Ribosomal frameshifting is used by various organisms to maximize protein coding potential of genomic sequences. It is commonly exploited by RNA viruses to overcome the constraint of their limited genome size. Frameshifting requires specific RNA structural features, such as a suitable heptanucleotide “slippery” sequence and an RNA pseudoknot. Previous genomic analysis of HIV-1 indicated the potential for several hidden genes encoded through frameshifting; one of these, overlapping the envelope gene, has an RNA pseudoknot just downstream from a slippery sequence, AAAAAGA that features an adenine quadruplet prior to a potential hungry arginine codon (AGA).

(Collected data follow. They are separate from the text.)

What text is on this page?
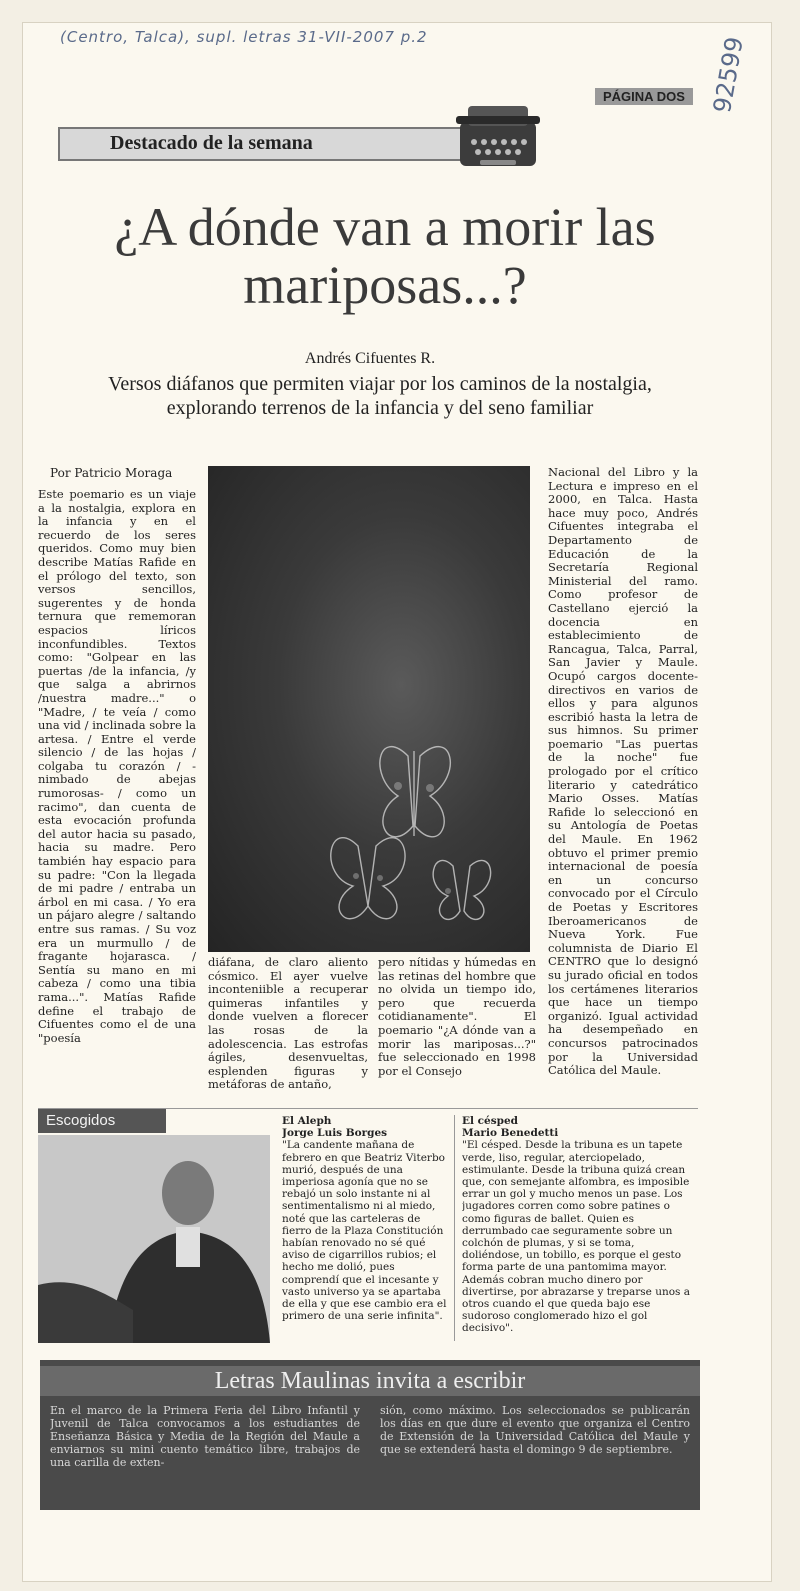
(Centro, Talca), supl. letras 31-VII-2007 p.2	92599
PÁGINA DOS
Destacado de la semana
¿A dónde van a morir las mariposas...?
Andrés Cifuentes R.
Versos diáfanos que permiten viajar por los caminos de la nostalgia, explorando terrenos de la infancia y del seno familiar
Por Patricio Moraga
Este poemario es un viaje a la nostalgia, explora en la infancia y en el recuerdo de los seres queridos. Como muy bien describe Matías Rafide en el prólogo del texto, son versos sencillos, sugerentes y de honda ternura que rememoran espacios líricos inconfundibles. Textos como: "Golpear en las puertas /de la infancia, /y que salga a abrirnos /nuestra madre..." o "Madre, / te veía / como una vid / inclinada sobre la artesa. / Entre el verde silencio / de las hojas / colgaba tu corazón / -nimbado de abejas rumorosas- / como un racimo", dan cuenta de esta evocación profunda del autor hacia su pasado, hacia su madre. Pero también hay espacio para su padre: "Con la llegada de mi padre / entraba un árbol en mi casa. / Yo era un pájaro alegre / saltando entre sus ramas. / Su voz era un murmullo / de fragante hojarasca. / Sentía su mano en mi cabeza / como una tibia rama...". Matías Rafide define el trabajo de Cifuentes como el de una "poesía
diáfana, de claro aliento cósmico. El ayer vuelve inconteniible a recuperar quimeras infantiles y donde vuelven a florecer las rosas de la adolescencia. Las estrofas ágiles, desenvueltas, esplenden figuras y metáforas de antaño,
pero nítidas y húmedas en las retinas del hombre que no olvida un tiempo ido, pero que recuerda cotidianamente". El poemario "¿A dónde van a morir las mariposas...?" fue seleccionado en 1998 por el Consejo
Nacional del Libro y la Lectura e impreso en el 2000, en Talca. Hasta hace muy poco, Andrés Cifuentes integraba el Departamento de Educación de la Secretaría Regional Ministerial del ramo. Como profesor de Castellano ejerció la docencia en establecimiento de Rancagua, Talca, Parral, San Javier y Maule. Ocupó cargos docente-directivos en varios de ellos y para algunos escribió hasta la letra de sus himnos. Su primer poemario "Las puertas de la noche" fue prologado por el crítico literario y catedrático Mario Osses. Matías Rafide lo seleccionó en su Antología de Poetas del Maule. En 1962 obtuvo el primer premio internacional de poesía en un concurso convocado por el Círculo de Poetas y Escritores Iberoamericanos de Nueva York. Fue columnista de Diario El CENTRO que lo designó su jurado oficial en todos los certámenes literarios que hace un tiempo organizó. Igual actividad ha desempeñado en concursos patrocinados por la Universidad Católica del Maule.
Escogidos	El Aleph
Jorge Luis Borges
"La candente mañana de febrero en que Beatriz Viterbo murió, después de una imperiosa agonía que no se rebajó un solo instante ni al sentimentalismo ni al miedo, noté que las carteleras de fierro de la Plaza Constitución habían renovado no sé qué aviso de cigarrillos rubios; el hecho me dolió, pues comprendí que el incesante y vasto universo ya se apartaba de ella y que ese cambio era el primero de una serie infinita".
El césped
Mario Benedetti
"El césped. Desde la tribuna es un tapete verde, liso, regular, aterciopelado, estimulante. Desde la tribuna quizá crean que, con semejante alfombra, es imposible errar un gol y mucho menos un pase. Los jugadores corren como sobre patines o como figuras de ballet. Quien es derrumbado cae seguramente sobre un colchón de plumas, y si se toma, doliéndose, un tobillo, es porque el gesto forma parte de una pantomima mayor. Además cobran mucho dinero por divertirse, por abrazarse y treparse unos a otros cuando el que queda bajo ese sudoroso conglomerado hizo el gol decisivo".
Letras Maulinas invita a escribir
En el marco de la Primera Feria del Libro Infantil y Juvenil de Talca convocamos a los estudiantes de Enseñanza Básica y Media de la Región del Maule a enviarnos su mini cuento temático libre, trabajos de una carilla de exten-
sión, como máximo. Los seleccionados se publicarán los días en que dure el evento que organiza el Centro de Extensión de la Universidad Católica del Maule y que se extenderá hasta el domingo 9 de septiembre.
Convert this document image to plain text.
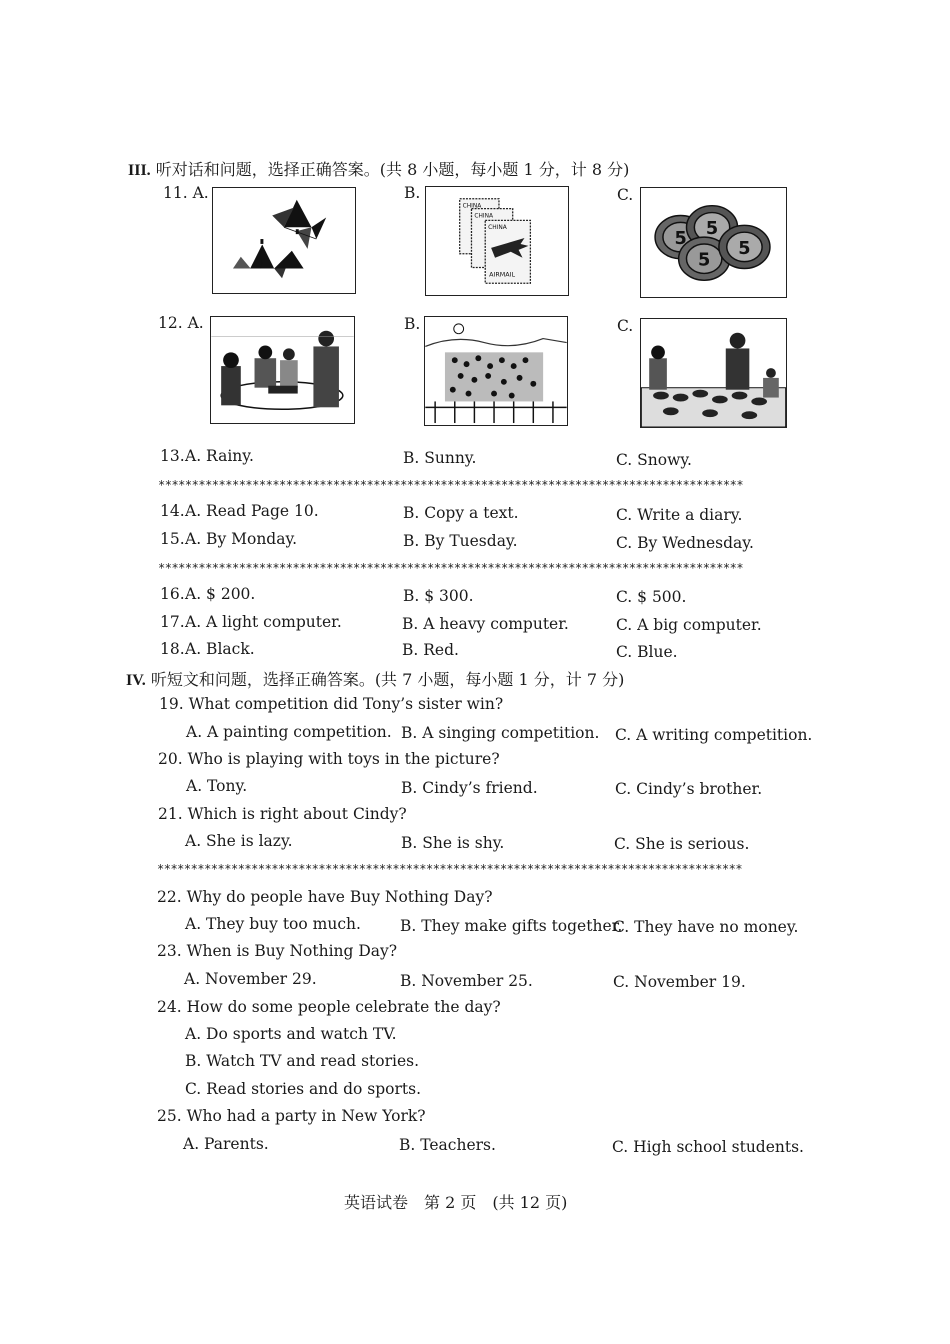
III. 听对话和问题，选择正确答案。(共 8 小题，每小题 1 分，计 8 分)
11. A.	B.	C.
CHINA
CHINA
CHINA
AIRMAIL
5 5
5
5
12. A.	B.	C.
13. A. Rainy.	B. Sunny.	C. Snowy.
***************************************************************************************
14. A. Read Page 10.	B. Copy a text.	C. Write a diary.
15. A. By Monday.	B. By Tuesday.	C. By Wednesday.
***************************************************************************************
16. A. $ 200.	B. $ 300.	C. $ 500.
17. A. A light computer.	B. A heavy computer.	C. A big computer.
18. A. Black.	B. Red.	C. Blue.
IV. 听短文和问题，选择正确答案。(共 7 小题，每小题 1 分，计 7 分)
19. What competition did Tony’s sister win?
A. A painting competition. B. A singing competition. C. A writing competition.
20. Who is playing with toys in the picture?
A. Tony.	B. Cindy’s friend.	C. Cindy’s brother.
21. Which is right about Cindy?
A. She is lazy.	B. She is shy.	C. She is serious.
***************************************************************************************
22. Why do people have Buy Nothing Day?
A. They buy too much.	B. They make gifts together.
C. They have no money.
23. When is Buy Nothing Day?
A. November 29.	B. November 25.	C. November 19.
24. How do some people celebrate the day?
A. Do sports and watch TV.
B. Watch TV and read stories.
C. Read stories and do sports.
25. Who had a party in New York?
A. Parents.	B. Teachers.	C. High school students.
英语试卷　第 2 页　(共 12 页)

This env-frameshift (env-fs) gene has been shown to encode a truncated glutathione peroxidase homologue, with both antioxidant and anti-apoptotic activities in transfected cells. Using a dual reporter cell-based frameshift assay, we demonstrate that the env-fs frameshift sequence is active in vitro. Furthermore, in arginine deficient media, env-fs frameshifting increased over 100% (p < 0.005), consistent with the hypothesized hungry codon mechanism. As a response to arginine deficiency, increased expression of the antioxidant viral GPx gene (env-fs) by upregulation of frameshifting could be protective to HIV-infected cells, as a countermeasure to the increased oxidative stress induced by arginine deficiency (because NO is a known scavenger of hydroxyl radical).     

Ribosomal Pausing at a Frameshifter RNA Pseudoknot Is Sensitive to Reading Phase but Shows Little Correlation with Frameshift Efficiency

Here we investigated ribosomal pausing at sites of programmed -1 ribosomal frameshifting, using translational elongation and ribosome heelprint assays. The site of pausing at the frameshift signal of infectious bronchitis virus (IBV) was determined and was consistent with an RNA pseudoknot-induced pause that placed the ribosomal P- and A-sites over the slippery sequence. Similarly, pausing at the simian retrovirus 1 gag/pol signal, which contains a different kind of frameshifter pseudoknot, also placed the ribosome over the slippery sequence, supporting a role for pausing in frameshifting. However, a simple correlation between pausing and frameshifting was lacking. Firstly, a stem-loop structure closely related to the IBV pseudoknot, although unable to stimulate efficient frameshifting, paused ribosomes to a similar extent and at the same place on the mRNA as a parental pseudoknot. Secondly, an identical pausing pattern was induced by two pseudoknots differing only by a single loop 2 nucleotide yet with different functionalities in frameshifting. The final observation arose from an assessment of the impact of reading phase on pausing. Given that ribosomes advance in triplet fashion, we tested whether the reading frame in which ribosomes encounter an RNA structure (the reading phase) would influence pausing. We found that the reading phase did influence pausing but unexpectedly, the mRNA with the pseudoknot in the phase which gave the least pausing was found to promote frameshifting more efficiently than the other variants. Overall, these experiments support the view that pausing alone is insufficient to mediate frameshifting and additional events are required. The phase dependence of pausing may be indicative of an activity in the ribosome that requires an optimal contact with mRNA secondary structures for efficient unwinding.